How to deal with kids at work 2

Submitted by Jacob Klein
in

I am working IT support at a small college. I am new at this job. A faculty member has a 8 year old kid who has been dumped off to play in my computer lab. It's driving me nuts! Today he decided to SING to himself!!!! Should I call the Community Life person or just deal? I was also wondering if I could ask a co-work how to make friends with the boy. Really I would love for him to go away, I know there is a reason that my co-workers seem not to be bothered by him. Maybe I should learn his name and birthday. Any idea.

Jake

Submitted by Hillary Janikula on Thursday July 12th, 2012 7:29 pm

First.  Protect yourself.

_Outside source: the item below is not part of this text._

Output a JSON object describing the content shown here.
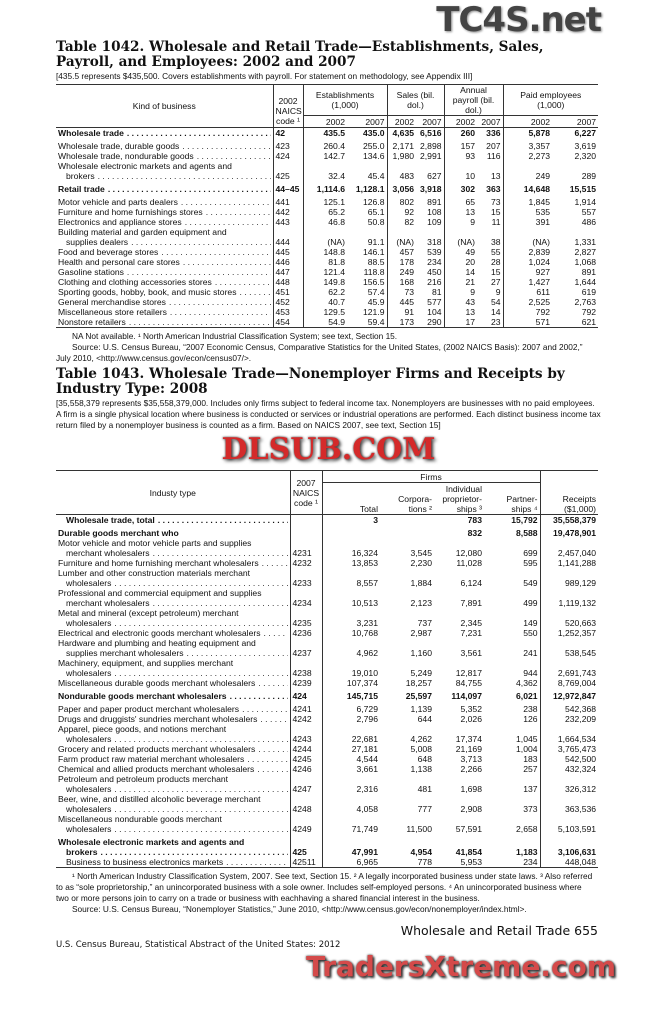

Do not allow yourself to be left alone with this child for any reason. Ever.  If he is an engaging child, and you want to make friends with him then--by all means-- do so.  But always use the "buddy system".    If you want to make friends you will, of course, need to ask his name--no harm there.  But I think you ought to avoid anything that could be deemed overly personal.  Think "need to know".  That would rule out knowing his birthday.  Unless, of course, you are now responsible for acknowledging and celebrating his birthday in your new role as computer mentor and care-giver, which I suspect your employer would not support. 
Having said all of this, my real advice is to bring this to the attention of your manager immediately and ask for his or her intervention.  You work in a workplace; not on a playground.  There may be some rank and politics involved, depending on the stature and tenure of this faculty member (who, I might as well add, is demonstrating completely irresponsbible behavior as a parent).  Even if the child has been left there every summer since birth, this parent doesn't know YOU.  Not that there is anything wrong with you, but you said you are new in your role, so how does this parent have any idea of anything about you to know that you are trustworthy enough to be conscripted as this child's ad hoc guardian?  Again, I stress that you are probably a wonderful person (as most Manager Tools devotees are), but I doubt the parent has had enough exposure to reach that conclusion.  To summarize:
1) First and foremost--protect yourself, your job and your reputation
2) Escalate to your manager and see what intervention/alternatives are available to get him out of your workplace. This is one of the reasons you HAVE a manager--so he or she can run interference for you.  If you engage with the faculty member directly, there may be a backlash that you don't intend.  I don't know what the Community Life person does, but he/she might be a viable resource, depending on the results you get from your manager.
3) If #2 is not an option, (and I sincerely doubt that there is nothing that can be done) adhere to #1 and always ensure that someone else is around when the kid is there.  
4)If you can't beat him (and I don't mean literally), join him.  Make friends at arms length.  If you befriend him, you might be able to control him.  Give him little jobs to do (let him debug code for 6 or 8 hours :) .  Establish firm boundaries, and then stick to them (e.g. no singing in the lab, or he loses some Jake-provided privilege that he enjoys).  Provide immediate feedback. (no O3s though. LOL).  Give him some things to do that appear to be helpful to you.  You probably control access to things he wants--this gives you "position power".  Leverage it.   He may be lonely and potentially resentful at being dropped off in your lab.  Try and look at issues from his perspective--he probably didn't ASK for this.  So, if he is coming from a negative place, he will push and act out.  He's probably testing to see if you will get him to stop singing. You can negotiate with him on that point.  Praise the behavior you do want;ignore what you don't.  It will extinguish quickly.   I stress, though, that you shouldn't HAVE to do any of this.  This paragraph is just "Plan B" in case you're stuck with no alternative.
5) Your colleagues are probably not bothered because they have kids. I've raised 4. And I never dropped them off in someone else's workplace. 

Submitted by Mike Bruns on Friday July 13th, 2012 11:37 am

Even more importantly, what happens in case of a fire or an earthquake?  What happens if a stranger claims to be child's other parent and takes the kid from the lab?   What happens if another student in the lab is browsing a porn website?  
Definitely a matter for your manager.